Third, legacy hiring decisions: TalentFilter had been used to screen approximately 2,400 job applications over eighteen months. If the model was later found to be non-compliant — or worse, if it was found to have produced discriminatory shortlisting outcomes — what were Cornerstone's legal and reputational exposures to applicants who had been screened out?

The compliance program's immediate recommendation was to suspend use of TalentFilter pending a full review. The HR Director objected: three active recruitment cycles were mid-process. Suspending the tool meant reverting to manual CV screening with no capacity to do so in the current hiring timeline.

The working group had to make a recommendation under time pressure, incomplete information, and competing institutional interests. There was no clean answer.


Discussion Questions

1. Definitional boundaries and inventory completeness

The Cornerstone inventory expanded from 47 to 63 systems once teams began examining tools that "weren't AI." What practical strategies should a financial institution use to achieve inventory completeness? How should firms approach the classification of regression models, rule engines with ML-derived rules, and scoring tools built in general-purpose software like Excel or R? What governance structures — model inventory registers, procurement gatekeeping, mandatory model declarations — would prevent unregistered AI systems from being deployed in the first place?
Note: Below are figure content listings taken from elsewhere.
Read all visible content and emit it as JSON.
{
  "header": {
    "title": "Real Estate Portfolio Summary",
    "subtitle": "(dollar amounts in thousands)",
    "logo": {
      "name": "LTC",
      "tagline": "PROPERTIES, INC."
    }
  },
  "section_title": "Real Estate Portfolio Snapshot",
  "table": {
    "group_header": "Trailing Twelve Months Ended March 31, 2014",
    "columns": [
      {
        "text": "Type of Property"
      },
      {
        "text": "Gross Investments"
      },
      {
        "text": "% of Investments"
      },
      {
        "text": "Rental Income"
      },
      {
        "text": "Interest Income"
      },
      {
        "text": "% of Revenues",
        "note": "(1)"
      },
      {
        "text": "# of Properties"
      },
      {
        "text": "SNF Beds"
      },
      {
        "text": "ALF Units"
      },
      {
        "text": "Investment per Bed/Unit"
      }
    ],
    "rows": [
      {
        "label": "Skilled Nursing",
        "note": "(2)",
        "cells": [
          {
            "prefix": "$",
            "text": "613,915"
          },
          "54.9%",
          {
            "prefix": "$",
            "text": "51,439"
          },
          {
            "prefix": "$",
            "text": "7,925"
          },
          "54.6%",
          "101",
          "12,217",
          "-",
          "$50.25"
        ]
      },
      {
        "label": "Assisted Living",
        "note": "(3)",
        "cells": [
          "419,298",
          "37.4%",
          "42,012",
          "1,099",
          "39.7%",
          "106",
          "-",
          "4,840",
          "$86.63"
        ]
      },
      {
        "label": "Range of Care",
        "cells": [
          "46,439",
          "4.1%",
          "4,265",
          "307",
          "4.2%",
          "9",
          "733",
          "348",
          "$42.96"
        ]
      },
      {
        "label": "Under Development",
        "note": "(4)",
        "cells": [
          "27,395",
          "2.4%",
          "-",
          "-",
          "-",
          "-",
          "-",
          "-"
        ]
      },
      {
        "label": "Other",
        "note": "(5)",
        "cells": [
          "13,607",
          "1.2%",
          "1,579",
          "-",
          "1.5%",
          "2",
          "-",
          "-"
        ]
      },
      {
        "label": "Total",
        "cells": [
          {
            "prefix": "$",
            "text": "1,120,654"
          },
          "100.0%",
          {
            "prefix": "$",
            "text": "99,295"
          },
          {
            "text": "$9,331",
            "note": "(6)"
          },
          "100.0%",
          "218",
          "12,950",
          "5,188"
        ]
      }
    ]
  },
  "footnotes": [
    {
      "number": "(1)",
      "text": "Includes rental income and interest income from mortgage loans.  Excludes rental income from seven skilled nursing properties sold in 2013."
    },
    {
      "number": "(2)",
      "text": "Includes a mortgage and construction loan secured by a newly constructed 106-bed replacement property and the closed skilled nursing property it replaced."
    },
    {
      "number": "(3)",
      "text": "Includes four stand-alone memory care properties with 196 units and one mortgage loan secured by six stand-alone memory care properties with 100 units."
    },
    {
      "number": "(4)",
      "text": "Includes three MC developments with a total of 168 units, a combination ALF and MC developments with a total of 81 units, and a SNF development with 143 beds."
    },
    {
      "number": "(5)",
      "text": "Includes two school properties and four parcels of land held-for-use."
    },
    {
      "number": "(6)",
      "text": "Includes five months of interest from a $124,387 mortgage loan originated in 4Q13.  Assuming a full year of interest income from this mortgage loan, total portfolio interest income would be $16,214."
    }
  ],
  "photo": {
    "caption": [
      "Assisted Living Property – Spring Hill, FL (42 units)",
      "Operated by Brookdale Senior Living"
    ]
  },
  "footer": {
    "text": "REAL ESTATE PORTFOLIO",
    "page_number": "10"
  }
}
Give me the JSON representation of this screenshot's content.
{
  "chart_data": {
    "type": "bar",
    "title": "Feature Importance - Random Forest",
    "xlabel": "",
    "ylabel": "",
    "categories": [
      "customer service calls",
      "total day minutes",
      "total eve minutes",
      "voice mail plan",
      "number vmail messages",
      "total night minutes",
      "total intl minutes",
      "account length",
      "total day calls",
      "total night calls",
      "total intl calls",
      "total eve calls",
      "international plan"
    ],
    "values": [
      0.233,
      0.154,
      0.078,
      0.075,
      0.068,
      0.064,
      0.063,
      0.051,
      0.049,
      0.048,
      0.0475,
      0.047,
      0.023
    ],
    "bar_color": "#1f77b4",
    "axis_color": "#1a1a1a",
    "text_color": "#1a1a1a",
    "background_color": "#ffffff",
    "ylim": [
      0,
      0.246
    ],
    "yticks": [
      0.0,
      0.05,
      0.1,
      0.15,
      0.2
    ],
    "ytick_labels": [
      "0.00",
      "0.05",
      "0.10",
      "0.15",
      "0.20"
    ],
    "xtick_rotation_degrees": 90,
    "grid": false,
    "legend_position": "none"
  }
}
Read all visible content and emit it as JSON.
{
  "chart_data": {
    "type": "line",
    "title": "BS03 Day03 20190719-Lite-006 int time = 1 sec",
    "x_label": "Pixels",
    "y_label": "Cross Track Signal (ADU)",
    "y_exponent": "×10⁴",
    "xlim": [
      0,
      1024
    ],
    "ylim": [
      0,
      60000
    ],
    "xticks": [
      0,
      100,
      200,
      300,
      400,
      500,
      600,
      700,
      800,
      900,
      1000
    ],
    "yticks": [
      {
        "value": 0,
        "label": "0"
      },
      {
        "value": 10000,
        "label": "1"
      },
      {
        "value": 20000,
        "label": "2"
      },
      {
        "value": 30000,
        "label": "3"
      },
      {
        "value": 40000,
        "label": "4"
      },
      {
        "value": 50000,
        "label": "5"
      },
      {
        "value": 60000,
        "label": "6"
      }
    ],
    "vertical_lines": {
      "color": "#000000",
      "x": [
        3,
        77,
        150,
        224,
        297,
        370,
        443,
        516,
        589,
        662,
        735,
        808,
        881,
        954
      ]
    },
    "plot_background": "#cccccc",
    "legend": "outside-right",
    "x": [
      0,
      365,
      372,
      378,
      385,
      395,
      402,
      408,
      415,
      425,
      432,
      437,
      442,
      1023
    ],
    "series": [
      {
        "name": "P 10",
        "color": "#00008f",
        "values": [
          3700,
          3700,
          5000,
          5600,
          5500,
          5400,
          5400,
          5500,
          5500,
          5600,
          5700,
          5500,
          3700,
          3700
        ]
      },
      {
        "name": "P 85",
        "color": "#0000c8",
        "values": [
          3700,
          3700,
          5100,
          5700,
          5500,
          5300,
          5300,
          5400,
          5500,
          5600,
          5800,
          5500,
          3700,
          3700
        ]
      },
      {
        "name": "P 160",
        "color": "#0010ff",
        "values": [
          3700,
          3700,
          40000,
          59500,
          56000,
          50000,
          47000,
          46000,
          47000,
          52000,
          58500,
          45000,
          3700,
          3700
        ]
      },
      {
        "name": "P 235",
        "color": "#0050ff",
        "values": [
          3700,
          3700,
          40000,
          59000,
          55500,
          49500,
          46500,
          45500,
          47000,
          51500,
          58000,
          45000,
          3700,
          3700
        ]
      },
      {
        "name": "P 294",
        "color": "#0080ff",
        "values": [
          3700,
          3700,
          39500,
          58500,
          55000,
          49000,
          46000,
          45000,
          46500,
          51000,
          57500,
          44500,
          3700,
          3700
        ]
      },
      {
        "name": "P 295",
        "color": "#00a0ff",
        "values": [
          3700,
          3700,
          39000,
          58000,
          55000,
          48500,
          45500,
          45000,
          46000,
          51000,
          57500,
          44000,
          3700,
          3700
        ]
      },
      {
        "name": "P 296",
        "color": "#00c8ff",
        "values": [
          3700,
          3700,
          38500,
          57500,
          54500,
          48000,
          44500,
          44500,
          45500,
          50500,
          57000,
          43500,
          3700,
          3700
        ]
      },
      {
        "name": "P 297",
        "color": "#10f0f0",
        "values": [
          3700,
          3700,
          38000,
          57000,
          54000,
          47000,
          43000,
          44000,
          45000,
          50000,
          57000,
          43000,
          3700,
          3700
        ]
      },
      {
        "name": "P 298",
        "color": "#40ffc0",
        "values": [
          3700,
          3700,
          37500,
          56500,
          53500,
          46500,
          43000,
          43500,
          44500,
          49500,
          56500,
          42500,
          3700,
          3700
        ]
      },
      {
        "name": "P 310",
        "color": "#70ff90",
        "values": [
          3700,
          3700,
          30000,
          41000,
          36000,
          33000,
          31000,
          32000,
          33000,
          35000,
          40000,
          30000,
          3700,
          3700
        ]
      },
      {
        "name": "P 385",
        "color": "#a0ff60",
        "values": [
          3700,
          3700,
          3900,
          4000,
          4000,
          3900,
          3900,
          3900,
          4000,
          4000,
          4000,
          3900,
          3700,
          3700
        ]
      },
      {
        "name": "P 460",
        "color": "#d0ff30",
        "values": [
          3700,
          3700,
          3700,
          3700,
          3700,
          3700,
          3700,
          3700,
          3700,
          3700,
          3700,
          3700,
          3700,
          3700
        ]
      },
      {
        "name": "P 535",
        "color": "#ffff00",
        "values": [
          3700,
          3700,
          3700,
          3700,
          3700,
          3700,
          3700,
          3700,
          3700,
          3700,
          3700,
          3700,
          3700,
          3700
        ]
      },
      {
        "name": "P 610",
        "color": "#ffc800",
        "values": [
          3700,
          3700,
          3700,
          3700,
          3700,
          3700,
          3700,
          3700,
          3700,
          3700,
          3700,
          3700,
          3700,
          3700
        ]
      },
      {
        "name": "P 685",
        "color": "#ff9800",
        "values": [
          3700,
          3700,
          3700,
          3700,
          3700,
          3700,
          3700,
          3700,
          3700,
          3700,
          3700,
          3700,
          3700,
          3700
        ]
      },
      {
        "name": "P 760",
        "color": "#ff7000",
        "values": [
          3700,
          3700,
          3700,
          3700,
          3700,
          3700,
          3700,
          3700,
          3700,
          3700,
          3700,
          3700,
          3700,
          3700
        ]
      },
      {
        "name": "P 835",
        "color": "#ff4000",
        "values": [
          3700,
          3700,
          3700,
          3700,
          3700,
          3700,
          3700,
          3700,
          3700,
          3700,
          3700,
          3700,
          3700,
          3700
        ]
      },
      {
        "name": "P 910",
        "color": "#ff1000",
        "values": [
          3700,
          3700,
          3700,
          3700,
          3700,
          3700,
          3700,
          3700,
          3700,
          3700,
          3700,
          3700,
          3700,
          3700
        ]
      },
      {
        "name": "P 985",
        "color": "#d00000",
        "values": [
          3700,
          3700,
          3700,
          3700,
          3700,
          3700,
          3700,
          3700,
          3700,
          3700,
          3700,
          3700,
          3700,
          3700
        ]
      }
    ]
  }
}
2. Vendor accountability and the provider/deployer distinction

When a vendor asserts that its product is not an AI system under the Act's definition, what options does the deploying financial institution have? Consider: (a) the legal exposure facing the deployer if the vendor's classification is wrong; (b) the leverage available to the deployer in contract negotiations and vendor management; (c) the role of procurement processes in creating AI Act obligations — specifically, whether contract clauses requiring vendor EU AI Act compliance documentation should be standard in financial services AI procurement. Who ultimately bears the compliance burden when a vendor refuses to produce Annex IV documentation?

3. The legacy deployment problem

TalentFilter had been operating for eighteen months before the AI Act inventory exercise uncovered it. The Act applies to systems placed on the market or put into service, and contains transition provisions for pre-existing systems — but those provisions do not eliminate obligations, they only delay them until the transition deadline. What should Cornerstone do about the 2,400 applications screened by a system that may have lacked adequate bias testing or representativeness validation? Does the firm have any obligation to those applicants? How should this situation inform future AI procurement governance?

4. The tension between compliance timelines and operational continuity

The recommendation to suspend TalentFilter during active recruitment cycles illustrates a common tension in compliance programs: the right answer from a legal risk perspective (suspend the non-compliant tool) conflicts with the right answer from an operational continuity perspective (complete the hiring process). How should compliance programs structure decision frameworks for this type of conflict? What criteria should govern the decision to continue operating a potentially non-compliant AI system during a transition period?

5. The role of proportionality

The EU AI Act's high-risk framework applies uniformly to a small firm's single credit scoring model and a large bank's portfolio of forty-seven AI systems. Is this appropriate? How should a proportionality principle — if one were to be applied — affect the compliance obligations of smaller financial institutions? And does the Act's current structure (which permits self-assessment for most Annex III systems) already incorporate proportionality implicitly?